Praising it if it goes is extremely important. If it doesn't go, take it back
inside and put it in its crate and try again soon. Do not let it loose in the
house until it does go.

At first it is your responsibility to know and take the puppy out when it
needs to go. It needs to go out the first thing in the morning, after eating,
drinking, and sleeping. If it quits playing, and starts running around
sniffing, it is looking for a place to go. Take it out quickly. You will just
have to be what I call puppy broke until it is a little older.

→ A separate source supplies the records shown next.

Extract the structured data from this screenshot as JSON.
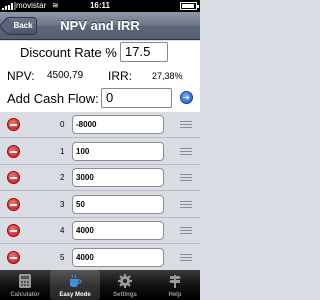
{
  "status_bar": {
    "carrier": "movistar",
    "wifi": "≋",
    "time": "16:11"
  },
  "nav": {
    "back_label": "Back",
    "title": "NPV and IRR"
  },
  "form": {
    "discount_label": "Discount Rate %",
    "discount_value": "17.5",
    "npv_label": "NPV:",
    "npv_value": "4500,79",
    "irr_label": "IRR:",
    "irr_value": "27,38%",
    "add_cf_label": "Add Cash Flow:",
    "add_cf_value": "0",
    "add_button_glyph": "➜"
  },
  "cash_flows": [
    {
      "index": "0",
      "value": "-8000"
    },
    {
      "index": "1",
      "value": "100"
    },
    {
      "index": "2",
      "value": "3000"
    },
    {
      "index": "3",
      "value": "50"
    },
    {
      "index": "4",
      "value": "4000"
    },
    {
      "index": "5",
      "value": "4000"
    }
  ],
  "tabs": [
    {
      "label": "Calculator",
      "icon": "calculator-icon",
      "active": false
    },
    {
      "label": "Easy Mode",
      "icon": "coffee-cup-icon",
      "active": true
    },
    {
      "label": "Settings",
      "icon": "gear-icon",
      "active": false
    },
    {
      "label": "Help",
      "icon": "signpost-icon",
      "active": false
    }
  ],
  "colors": {
    "accent_blue": "#1e55c7",
    "delete_red": "#c31616",
    "nav_gray": "#6c7686"
  }
}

By the time most dogs are about 3 months old, they have figured out that if
they go to the door and stand, you will let them out. The praise slowly shifts
to going to the door. Some people hang a bell there for the dog to paw. If
your dog doesn't figure this out, try praising it and putting it out if it
even gets near the door. A stern "Bad dog!" is all the punishment that is
effective, and only when you catch it in the act and are sure you didn't miss
it going to the door. Clean up accidents promptly. I mostly keep the little
puppies out of the carpeted rooms. Still I need the can of carpet foam
sometimes.  First blot up all the urine you can with a dry towel.  Keep moving
it and stepping on it until a fresh area stays dry.  A couple big putty knives
work well on bowel movements.  Just slide one under it while holding it with
the other.  This gets it up with a minimum of pushing it down into the carpet.
This works with even relatively soft ones, vomit, dirt from over turned house
plants, or anything else from solids to thick liquids.  Finish up with a good
shot of carpet foam.  Note, do not let the puppy lick up the carpet foam.
Once the dog is reliably housebroken, your carpet may need a good steam cleaning.

Many people strongly strongly push cleaning up all evidence of past accidents.  I am slower to suggest that.  Dogs will return top the same spot if they can find it.  When you see one sniffing the spot, that is your clue to run it out.